Cambió el formato cuadrado original por un tondo (obra circular) para enfatizar el voyeurismo. En el centro de la imagen, un desnudo de espaldas que obsesionó a Ingres toda su carrera. Es la bañista de Valpinçon, que pintó por primera vez en 1808 y que repitió una y otra vez en innumerables composiciones. Nunca una espalda trajo tan de cabeza a la Historia del Arte: Man Ray le rindió homenaje en “Le Violon d’Ingres” con su musa, Kiki de Montparnasse, luciendo espina dorsal. Y Picasso, que descubrió “El baño turco” en el Salón de París de 1905, tuvo al verlo una revelación: dos años más tarde nacía “Las señoritas de Aviñón”… y el arte moderno.
¿Por qué es Ingres un mito en la Historia del Arte? Pese a su formación académica, primero con su padre y luego en el taller de Jacques-Louis David, su fascinación por la Antigüedad grecolatina y el aire neoclásico, realista y romántico que exhala su pintura, supo renovar y modernizar géneros tradicionales como el retrato, el desnudo y la pintura de historia con una audacia que le ha llevado a ser una figura cumbre de la pintura europea del XIX.
Detestaba hacer retratos pero, paradójicamente, fueron los que le dieron fama universal. Posaron para él amigos como Jean-François Gilibert; familiares como su esposa, Madeleine; colegas como el pintor François-Marius Granet; lo más granado de la alta sociedad francesa (Madame Rivière)… y hasta el mismísimo Napoleón, presente en dos soberbios retratos: uno como primer cónsul y, el segundo, ya como emperador, sentado en su trono y rodeado de toda la iconografía imperial. No cabe en este majestuoso lienzo un símbolo de poder más. Cedido por el Louvre al Museo del Ejército, es un tesoro de Francia, país que en estos momentos tan duros recurre a la grandeur de su Historia y al orgullo galo, Marsellesa incluida.

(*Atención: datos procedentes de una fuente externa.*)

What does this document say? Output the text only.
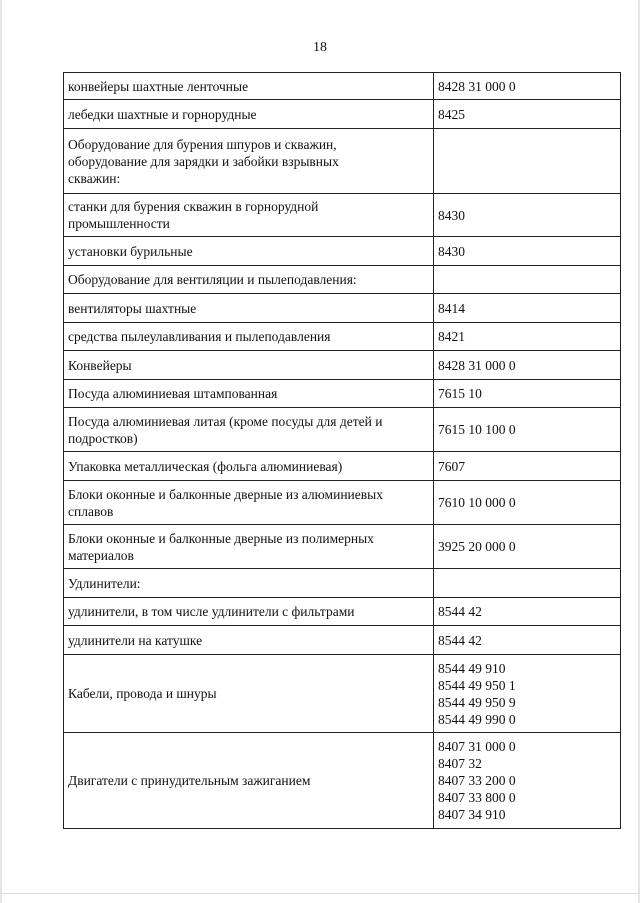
18
конвейеры шахтные ленточные	8428 31 000 0

лебедки шахтные и горнорудные	8425

Оборудование для бурения шпуров и скважин,
оборудование для зарядки и забойки взрывных
скважин:	

станки для бурения скважин в горнорудной
промышленности	8430

установки бурильные	8430

Оборудование для вентиляции и пылеподавления:	

вентиляторы шахтные	8414

средства пылеулавливания и пылеподавления	8421

Конвейеры	8428 31 000 0

Посуда алюминиевая штампованная	7615 10

Посуда алюминиевая литая (кроме посуды для детей и
подростков)	7615 10 100 0

Упаковка металлическая (фольга алюминиевая)	7607

Блоки оконные и балконные дверные из алюминиевых
сплавов	7610 10 000 0

Блоки оконные и балконные дверные из полимерных
материалов	3925 20 000 0

Удлинители:	

удлинители, в том числе удлинители с фильтрами	8544 42

удлинители на катушке	8544 42

Кабели, провода и шнуры	8544 49 910
8544 49 950 1
8544 49 950 9
8544 49 990 0

Двигатели с принудительным зажиганием	8407 31 000 0
8407 32
8407 33 200 0
8407 33 800 0
8407 34 910
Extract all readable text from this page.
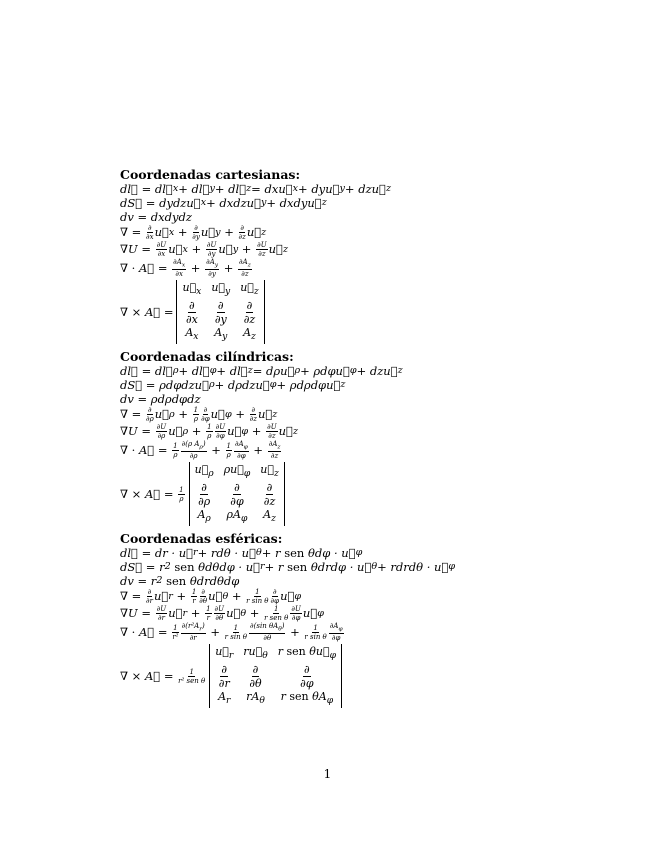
Coordenadas cartesianas:
dl⃗ = dl⃗ x + dl⃗ y + dl⃗ z = dx u⃗ x + dy u⃗ y + dz u⃗ z
dS⃗ = dydz u⃗ x + dxdz u⃗ y + dxdy u⃗ z
dv = dxdydz
∇ = ∂
∂x u⃗ x + ∂
∂y u⃗ y + ∂
∂z u⃗ z
∇ U = ∂U
∂x u⃗ x + ∂U
∂y u⃗ y + ∂U
∂z u⃗ z
∇ · A⃗ = $\partial A_x$
$\partial x + \partial A_y$
$\partial y + \partial A_z$
∂z
∇ × A⃗ =
$u⃗_x$ $u⃗_y$ $u⃗_z$
∂
∂x
∂
∂y
∂
∂z
$A_x$ $A_y$ $A_z$
Coordenadas cilíndricas:
dl⃗ = dl⃗ ρ + dl⃗ φ + dl⃗ z = dρu⃗ ρ + ρdφu⃗ φ + dzu⃗ z
dS⃗ = ρdφdzu⃗ ρ + dρdzu⃗ φ + ρdρdφu⃗ z
dv = ρdρdφdz
∇ = ∂
∂ρ u⃗ ρ + 1
ρ
∂
∂φ u⃗ φ + ∂
∂z u⃗ z
∇ U = ∂U
∂ρ u⃗ ρ + 1
ρ
∂U
∂φ u⃗ φ + ∂U
∂z u⃗ z
∇ · A⃗ = 1
ρ
∂(ρ $A_\rho$)
∂ρ + 1
ρ
$\partial A_\varphi$
$\partial\varphi + \partial A_z$
∂z
∇ × A⃗ = $\frac{1}{\rho}$
$u⃗_\rho$ $\rho u⃗_\varphi$ $u⃗_z$
∂
∂ρ
∂
∂φ
∂
∂z
$A_\rho$ $\rho A_\varphi$ $A_z$
Coordenadas esféricas:
dl⃗ = dr · u⃗ r + rdθ · u⃗ θ + r sen θdφ · u⃗ φ
dS⃗ = r 2 sen θdθdφ · u⃗ r + r sen θdrdφ · u⃗ θ + rdrdθ · u⃗ φ
dv = r 2 sen θdrdθdφ
∇ = ∂
∂r u⃗ r + 1
r
∂
∂θ u⃗ θ + 1
r sin θ
∂
∂φ u⃗ φ
∇ U = ∂U
∂r u⃗ r + 1
r
∂U
∂θ u⃗ θ + 1
r sen θ
∂U
∂φ u⃗ φ
∇ · A⃗ = 1
r²
$\partial(r^2A_r)$
∂r + 1
r sin θ
∂(sin $\theta A_\theta$)
∂θ + 1
r sin θ
$\partial A_\varphi$
∂φ
∇ × A⃗ = 1
r² sen θ
$u⃗_r$ $ru⃗_\theta$ r sen $\theta u⃗_\varphi$
∂
∂r
∂
∂θ
∂
∂φ
$A_r$ $rA_\theta$ r sen $\theta A_\varphi$
1
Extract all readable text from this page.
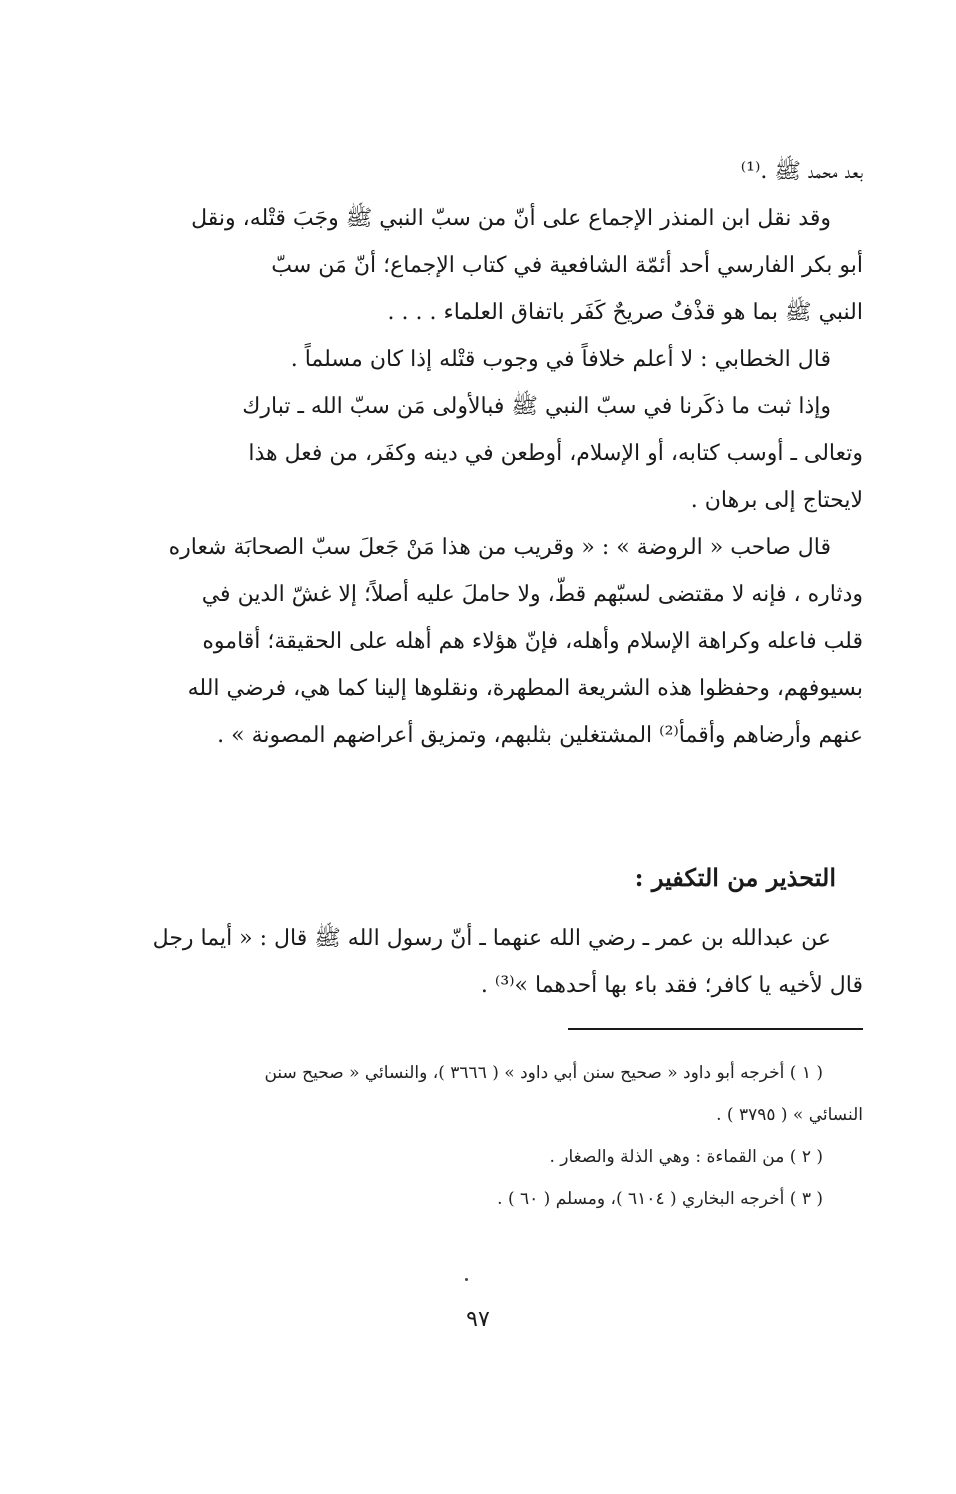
بعد محمد ﷺ .⁽¹⁾
وقد نقل ابن المنذر الإجماع على أنّ من سبّ النبي ﷺ وجَبَ قتْله، ونقل
أبو بكر الفارسي أحد أئمّة الشافعية في كتاب الإجماع؛ أنّ مَن سبّ
النبي ﷺ بما هو قذْفٌ صريحٌ كَفَر باتفاق العلماء . . . .
قال الخطابي : لا أعلم خلافاً في وجوب قتْله إذا كان مسلماً .
وإذا ثبت ما ذكَرنا في سبّ النبي ﷺ فبالأولى مَن سبّ الله ـ تبارك
وتعالى ـ أوسب كتابه، أو الإسلام، أوطعن في دينه وكفَر، من فعل هذا
لايحتاج إلى برهان .
قال صاحب « الروضة » : « وقريب من هذا مَنْ جَعلَ سبّ الصحابَة شعاره
ودثاره ، فإنه لا مقتضى لسبّهم قطّ، ولا حاملَ عليه أصلاً؛ إلا غشّ الدين في
قلب فاعله وكراهة الإسلام وأهله، فإنّ هؤلاء هم أهله على الحقيقة؛ أقاموه
بسيوفهم، وحفظوا هذه الشريعة المطهرة، ونقلوها إلينا كما هي، فرضي الله
عنهم وأرضاهم وأقمأ⁽²⁾ المشتغلين بثلبهم، وتمزيق أعراضهم المصونة » .
التحذير من التكفير :
عن عبدالله بن عمر ـ رضي الله عنهما ـ أنّ رسول الله ﷺ قال : « أيما رجل
قال لأخيه يا كافر؛ فقد باء بها أحدهما »⁽³⁾ .
( ١ ) أخرجه أبو داود « صحيح سنن أبي داود » ( ٣٦٦٦ )، والنسائي « صحيح سنن
النسائي » ( ٣٧٩٥ ) .
( ٢ ) من القماءة : وهي الذلة والصغار .
( ٣ ) أخرجه البخاري ( ٦١٠٤ )، ومسلم ( ٦٠ ) .
٩٧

Fue el desnudo donde esa renovación fue más evidente. Ingres creó melodías a través del cuerpo femenino. Lo hizo en su “Gran Odalisca”, donde inventa formas, posturas… Cada centímetro cuadrado de este lienzo, que supuso un escándalo en la época, destila sensualidad y erotismo. A su lado, una versión en grisalla y un precioso dibujo.
Ingres fue un dibujante excepcional. “Si Dios fuera pintor -escribió Degas-, tendría sin duda el genio de Leonardo, la dulzura de Rafael, la fuerza de Miguel Ángel o el color de Delacroix. Pero lo que es seguro es que tendría el dibujo de Ingres”.